Is that a good enough argument?

Well, if you are arguing you don't need to test more than you do because you know you set them up right, why do the assert (or...um... "asset"...oops) at all?

 

[m4r35n357]

Well, if you are arguing you don't need to test more than you do because you know you set them up right, why do the assert (or...um... "asset"...oops) at all?

OK guys steady on, I am not going to return the address of a local variable, really. I'm either going to fix the code as per #5 or abandon it as the MPFR version is the one I use and it doesn't do that anywhere. BTW I'm not a software dev or intending to be one, and I'm not trying to sell anything. The problem domain is far more interesting to me than the implementation to be honest. These programs are simple tiny things, however I have worked as a software tester so do I understand what you are saying really ;)

Oh, the asserts are just there as additional (on top of the compiler) tripwires in case I make a refactoring boo-boo, they are not meant to be exhaustive.

Having said that, thanks for all your help, my question is well and truly answered, hope it is useful to others learning c!

 

[m4r35n357]

OK I think this is pertinent to the OP.

I have since looked into a function that I wrote to create arrays of MPFR variables. It uses malloc() and returns the address of that memory, and yet it works without raising errors. Apparently this does not count as a local variable for the purposes of the error message!

My mistake was to refactor something like this to return either an array or struct defined within the function. Apparently this does count as a local variable for the purposes of the error message.

My conclusion? Always use manual memory allocation for factory functions. Is that reasonable?

 

[Vanadium 50]

Apparently this does not count as a local variable for the purposes of the error message!

Because the memory is allocated, and not freed until free is called.

When exactly is free called? How do you ensure it is only called once (i.e. malloc/free are always in pairs)? I have a feeling that you have reinvented something called the "memory leak". It is not good.

 

[m4r35n357]

Because the memory is allocated, and not freed until free is called.

When exactly is free called?

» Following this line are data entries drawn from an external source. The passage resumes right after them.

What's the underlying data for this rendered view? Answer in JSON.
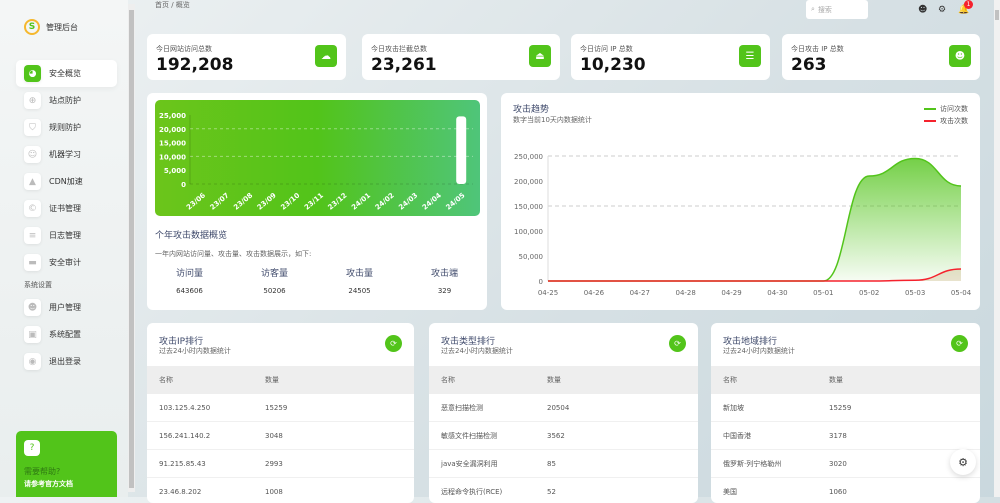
{
  "app": {
    "logo_letter": "S",
    "title": "管理后台"
  },
  "sidebar": {
    "items": [
      {
        "label": "安全概览",
        "icon": "pie-chart-icon",
        "glyph": "◕",
        "active": true
      },
      {
        "label": "站点防护",
        "icon": "globe-icon",
        "glyph": "⊕"
      },
      {
        "label": "规则防护",
        "icon": "shield-icon",
        "glyph": "⛉"
      },
      {
        "label": "机器学习",
        "icon": "robot-icon",
        "glyph": "☺"
      },
      {
        "label": "CDN加速",
        "icon": "rocket-icon",
        "glyph": "▲"
      },
      {
        "label": "证书管理",
        "icon": "certificate-icon",
        "glyph": "©"
      },
      {
        "label": "日志管理",
        "icon": "database-icon",
        "glyph": "≡"
      },
      {
        "label": "安全审计",
        "icon": "monitor-icon",
        "glyph": "▬"
      }
    ],
    "section": "系统设置",
    "system_items": [
      {
        "label": "用户管理",
        "icon": "user-icon",
        "glyph": "☻"
      },
      {
        "label": "系统配置",
        "icon": "settings-icon",
        "glyph": "▣"
      },
      {
        "label": "退出登录",
        "icon": "logout-icon",
        "glyph": "◉"
      }
    ],
    "help": {
      "glyph": "?",
      "title": "需要帮助?",
      "subtitle": "请参考官方文档"
    }
  },
  "header": {
    "breadcrumb": "首页 / 概览",
    "search_placeholder": "搜索",
    "notification_count": "1"
  },
  "stats": [
    {
      "label": "今日网站访问总数",
      "value": "192,208",
      "icon": "cloud-icon",
      "glyph": "☁"
    },
    {
      "label": "今日攻击拦截总数",
      "value": "23,261",
      "icon": "lock-icon",
      "glyph": "⏏"
    },
    {
      "label": "今日访问 IP 总数",
      "value": "10,230",
      "icon": "user-list-icon",
      "glyph": "☰"
    },
    {
      "label": "今日攻击 IP 总数",
      "value": "263",
      "icon": "user-icon",
      "glyph": "☻"
    }
  ],
  "summary": {
    "title": "个年攻击数据概览",
    "subtitle": "一年内网站访问量、攻击量、攻击数据展示，如下:",
    "cols": [
      {
        "label": "访问量",
        "value": "643606"
      },
      {
        "label": "访客量",
        "value": "50206"
      },
      {
        "label": "攻击量",
        "value": "24505"
      },
      {
        "label": "攻击端",
        "value": "329"
      }
    ]
  },
  "trend": {
    "title": "攻击趋势",
    "subtitle": "数字当前10天内数据统计"
  },
  "chart_data": [
    {
      "type": "bar",
      "categories": [
        "23/06",
        "23/07",
        "23/08",
        "23/09",
        "23/10",
        "23/11",
        "23/12",
        "24/01",
        "24/02",
        "24/03",
        "24/04",
        "24/05"
      ],
      "values": [
        0,
        0,
        0,
        0,
        0,
        0,
        0,
        0,
        0,
        0,
        0,
        24505
      ],
      "ylim": [
        0,
        25000
      ],
      "yticks": [
        "0",
        "5,000",
        "10,000",
        "15,000",
        "20,000",
        "25,000"
      ],
      "colors": {
        "bar": "#ffffff"
      }
    },
    {
      "type": "area",
      "categories": [
        "04-25",
        "04-26",
        "04-27",
        "04-28",
        "04-29",
        "04-30",
        "05-01",
        "05-02",
        "05-03",
        "05-04"
      ],
      "ylim": [
        0,
        250000
      ],
      "yticks": [
        "0",
        "50,000",
        "100,000",
        "150,000",
        "200,000",
        "250,000"
      ],
      "legend": "top-right",
      "grid": true,
      "series": [
        {
          "name": "访问次数",
          "color": "#52c41a",
          "values": [
            0,
            0,
            0,
            0,
            0,
            0,
            0,
            210000,
            245000,
            190000
          ]
        },
        {
          "name": "攻击次数",
          "color": "#f5222d",
          "values": [
            0,
            0,
            0,
            0,
            0,
            0,
            0,
            0,
            1500,
            24000
          ]
        }
      ]
    }
  ],
  "rankings": [
    {
      "title": "攻击IP排行",
      "subtitle": "过去24小时内数据统计",
      "headers": [
        "名称",
        "数量"
      ],
      "rows": [
        [
          "103.125.4.250",
          "15259"
        ],
        [
          "156.241.140.2",
          "3048"
        ],
        [
          "91.215.85.43",
          "2993"
        ],
        [
          "23.46.8.202",
          "1008"
        ]
      ]
    },
    {
      "title": "攻击类型排行",
      "subtitle": "过去24小时内数据统计",
      "headers": [
        "名称",
        "数量"
      ],
      "rows": [
        [
          "恶意扫描检测",
          "20504"
        ],
        [
          "敏感文件扫描检测",
          "3562"
        ],
        [
          "java安全漏洞利用",
          "85"
        ],
        [
          "远程命令执行(RCE)",
          "52"
        ]
      ]
    },
    {
      "title": "攻击地域排行",
      "subtitle": "过去24小时内数据统计",
      "headers": [
        "名称",
        "数量"
      ],
      "rows": [
        [
          "新加坡",
          "15259"
        ],
        [
          "中国香港",
          "3178"
        ],
        [
          "俄罗斯·列宁格勒州",
          "3020"
        ],
        [
          "美国",
          "1060"
        ]
      ]
    }
  ]
}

How do you ensure it is only called once (i.e. malloc/free are always in pairs)? I have a feeling that you have reinvented something called the "memory leak". It is not good.

You probably won't like this, but the program relies on the OS to free memory at exit. The program does not run continuously, it does its job then terminates. As I understand how OS and programs work, this is OK,but I'd be interested to know otherwise.

 

[m4r35n357]

BTW I found this question on Stack Overflow which seems to cover arguments both ways.

 

[Vanadium 50]

You probably won't like this

Don't much care. You've been told the right way to do this. If writing one extra line is too much trouble, and the code happens not at this time to trigger anything bad, it's not my problem if you have problems down the road.

 

[m4r35n357]

Don't much care. You've been told the right way to do this. If writing one extra line is too much trouble, and the code happens not at this time to trigger anything bad, it's not my problem if you have problems down the road.

You are assuming too much here. There are no memory leaks. Never mind.